Di Rita SparanoNAPOLI – Da oggi entra in vigore il Green Pass, la certificazione obbligatoria che serve per poter entrare nei ristoranti e nei locali al chiuso e consumare al tavolo. Una norma che grava sulla già difficile situazione della categoria dei ristoratori, che ieri sono scesi in piazza in una manifestazione-sfogo contro il Governo.

La protesta è partita alle 19, quando centinaia di ristoratori, baristi e titolari di locali si sono riuniti in piazza Dante per quella che in un primo momento è partita come una fiaccolata. Poche bandiere, qualcuno ha avuto il tempo di creare un cartello di protesta che ha esibito sotto la statua di Dante.


Le panchine della piazza utilizzate come scranno per chi, armato di megafono, prendeva la parola. Qualcuno ha tirato fuori un martello e se l’è presa con i mezzi di informazione. Tanta, tanta rabbia. E poche mascherine.

Duro è l’attacco dei rappresentanti di categoria contro l’obbligo che da oggi entra in vigore. “Come Fipe siamo sempre stati per il rispetto della legge e laddove ci sono delle disposizioni da rispettare, ma oggi c’è molta rabbia. Il nostro settore è sempre stato oggetto di continue limitazioni, e ora che il turismo stava riprendendo a funzionare arriva il Green Pass.

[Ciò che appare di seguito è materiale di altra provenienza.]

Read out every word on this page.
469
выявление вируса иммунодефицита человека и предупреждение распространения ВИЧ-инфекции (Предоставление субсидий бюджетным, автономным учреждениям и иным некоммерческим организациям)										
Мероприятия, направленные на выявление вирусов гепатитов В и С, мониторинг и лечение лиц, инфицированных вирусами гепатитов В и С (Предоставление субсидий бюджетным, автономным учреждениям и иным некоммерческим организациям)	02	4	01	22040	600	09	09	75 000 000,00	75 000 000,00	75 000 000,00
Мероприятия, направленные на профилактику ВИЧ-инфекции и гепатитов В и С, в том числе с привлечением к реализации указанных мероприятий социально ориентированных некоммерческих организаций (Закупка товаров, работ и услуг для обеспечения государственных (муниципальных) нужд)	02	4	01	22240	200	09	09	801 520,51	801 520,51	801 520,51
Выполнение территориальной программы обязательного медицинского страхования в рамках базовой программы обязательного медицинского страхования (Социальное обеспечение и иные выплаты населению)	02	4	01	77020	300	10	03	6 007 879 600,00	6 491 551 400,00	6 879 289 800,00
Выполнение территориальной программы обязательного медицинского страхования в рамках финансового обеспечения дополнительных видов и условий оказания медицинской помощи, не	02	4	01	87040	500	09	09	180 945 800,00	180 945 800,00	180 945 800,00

Le persone sono avvilite. E’ facile dire controlleremo il Green Pass: ci sono tante situazioni difficili da controllare. Chi è vaccinato ma non ha ancora il certificato, gli anziani che non sono avvezzi alla tecnologia e non sanno come ottenerlo, e così via. La limitazione c’è e ci sarà. Il 40% delle persone in Italia non è vaccinata: potenzialmente sono tutti clienti in meno.

Ci siamo sentiti come delle cavie, oggetto di sperimentazione del Governo Draghi per una misura che forse sarà estesa anche ad altri settori”, dice Massimo Di Porzio, presidente Fipe Confcommercio Campania. Ciò che preoccupa la categoria è anche una spaccatura che potrebbe crearsi all’interno del settore, diviso tra chi ha possiede locali al chiuso e chi locali all’aperto.

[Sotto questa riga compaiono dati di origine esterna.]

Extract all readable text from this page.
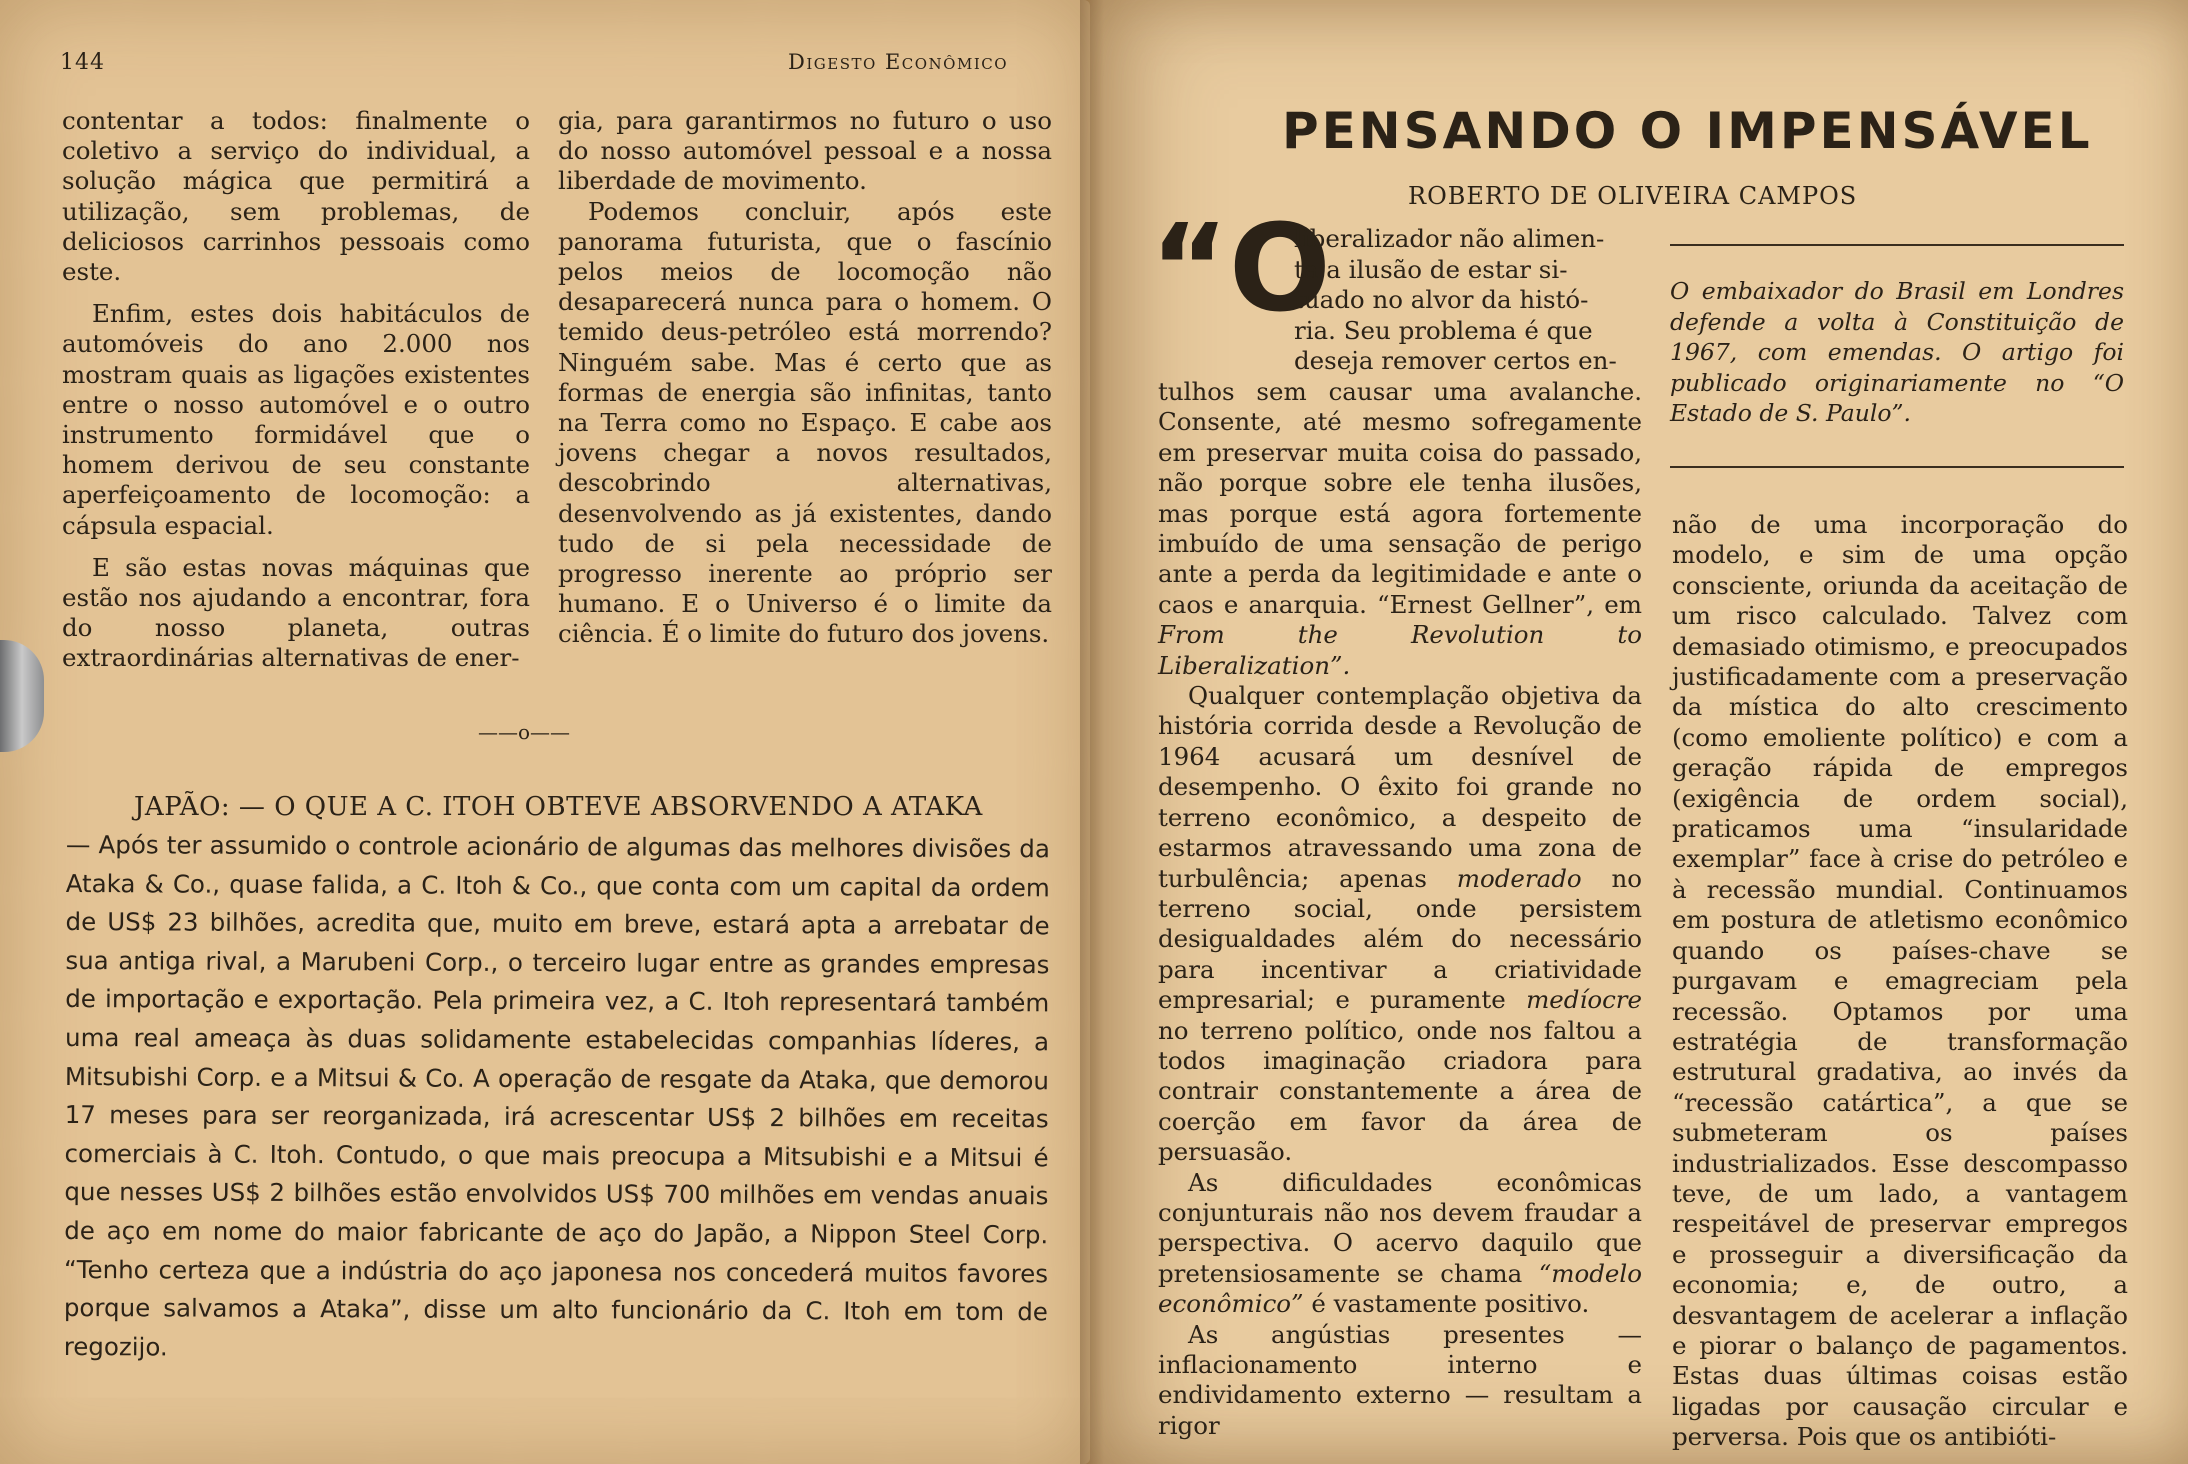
144	Digesto Econômico

contentar a todos: finalmente o coletivo a serviço do individual, a solução mágica que permitirá a utilização, sem problemas, de deliciosos carrinhos pessoais como este.

Enfim, estes dois habitáculos de automóveis do ano 2.000 nos mostram quais as ligações existentes entre o nosso automóvel e o outro instrumento formidável que o homem derivou de seu constante aperfeiçoamento de locomoção: a cápsula espacial.

E são estas novas máquinas que estão nos ajudando a encontrar, fora do nosso planeta, outras extraordinárias alternativas de ener-

gia, para garantirmos no futuro o uso do nosso automóvel pessoal e a nossa liberdade de movimento.

Podemos concluir, após este panorama futurista, que o fascínio pelos meios de locomoção não desaparecerá nunca para o homem. O temido deus-petróleo está morrendo? Ninguém sabe. Mas é certo que as formas de energia são infinitas, tanto na Terra como no Espaço. E cabe aos jovens chegar a novos resultados, descobrindo alternativas, desenvolvendo as já existentes, dando tudo de si pela necessidade de progresso inerente ao próprio ser humano. E o Universo é o limite da ciência. É o limite do futuro dos jovens.

——o——
JAPÃO: — O QUE A C. ITOH OBTEVE ABSORVENDO A ATAKA
— Após ter assumido o controle acionário de algumas das melhores divisões da Ataka & Co., quase falida, a C. Itoh & Co., que conta com um capital da ordem de US$ 23 bilhões, acredita que, muito em breve, estará apta a arrebatar de sua antiga rival, a Marubeni Corp., o terceiro lugar entre as grandes empresas de importação e exportação. Pela primeira vez, a C. Itoh representará também uma real ameaça às duas solidamente estabelecidas companhias líderes, a Mitsubishi Corp. e a Mitsui & Co. A operação de resgate da Ataka, que demorou 17 meses para ser reorganizada, irá acrescentar US$ 2 bilhões em receitas comerciais à C. Itoh. Contudo, o que mais preocupa a Mitsubishi e a Mitsui é que nesses US$ 2 bilhões estão envolvidos US$ 700 milhões em vendas anuais de aço em nome do maior fabricante de aço do Japão, a Nippon Steel Corp. “Tenho certeza que a indústria do aço japonesa nos concederá muitos favores porque salvamos a Ataka”, disse um alto funcionário da C. Itoh em tom de regozijo.
PENSANDO O IMPENSÁVEL
ROBERTO DE OLIVEIRA CAMPOS
“O
liberalizador não alimen-
ta a ilusão de estar si-
tuado no alvor da histó-
ria. Seu problema é que
deseja remover certos en-

tulhos sem causar uma avalanche. Consente, até mesmo sofregamente em preservar muita coisa do passado, não porque sobre ele tenha ilusões, mas porque está agora fortemente imbuído de uma sensação de perigo ante a perda da legitimidade e ante o caos e anarquia. “Ernest Gellner”, em From the Revolution to Liberalization”.

Qualquer contemplação objetiva da história corrida desde a Revolução de 1964 acusará um desnível de desempenho. O êxito foi grande no terreno econômico, a despeito de estarmos atravessando uma zona de turbulência; apenas moderado no terreno social, onde persistem desigualdades além do necessário para incentivar a criatividade empresarial; e puramente medíocre no terreno político, onde nos faltou a todos imaginação criadora para contrair constantemente a área de coerção em favor da área de persuasão.

As dificuldades econômicas conjunturais não nos devem fraudar a perspectiva. O acervo daquilo que pretensiosamente se chama “modelo econômico” é vastamente positivo.

As angústias presentes — inflacionamento interno e endividamento externo — resultam a rigor

O embaixador do Brasil em Londres defende a volta à Constituição de 1967, com emendas. O artigo foi publicado originariamente no “O Estado de S. Paulo”.

não de uma incorporação do modelo, e sim de uma opção consciente, oriunda da aceitação de um risco calculado. Talvez com demasiado otimismo, e preocupados justificadamente com a preservação da mística do alto crescimento (como emoliente político) e com a geração rápida de empregos (exigência de ordem social), praticamos uma “insularidade exemplar” face à crise do petróleo e à recessão mundial. Continuamos em postura de atletismo econômico quando os países-chave se purgavam e emagreciam pela recessão. Optamos por uma estratégia de transformação estrutural gradativa, ao invés da “recessão catártica”, a que se submeteram os países industrializados. Esse descompasso teve, de um lado, a vantagem respeitável de preservar empregos e prosseguir a diversificação da economia; e, de outro, a desvantagem de acelerar a inflação e piorar o balanço de pagamentos. Estas duas últimas coisas estão ligadas por causação circular e perversa. Pois que os antibióti-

“Per noi si tratta di una limitazione assurda: ancora una volta siamo vessati, tutti i provvedimenti restrittivi partono sempre da noi”, conclude il presidente del Fapi, associazione che aveva avanzato la proposta di applicare il Green Pass solo per le Regioni in zona gialla e arancione così da creare un distinguo tra quelle aree in cui il contagio viaggia ancora a ritmi sostenibili.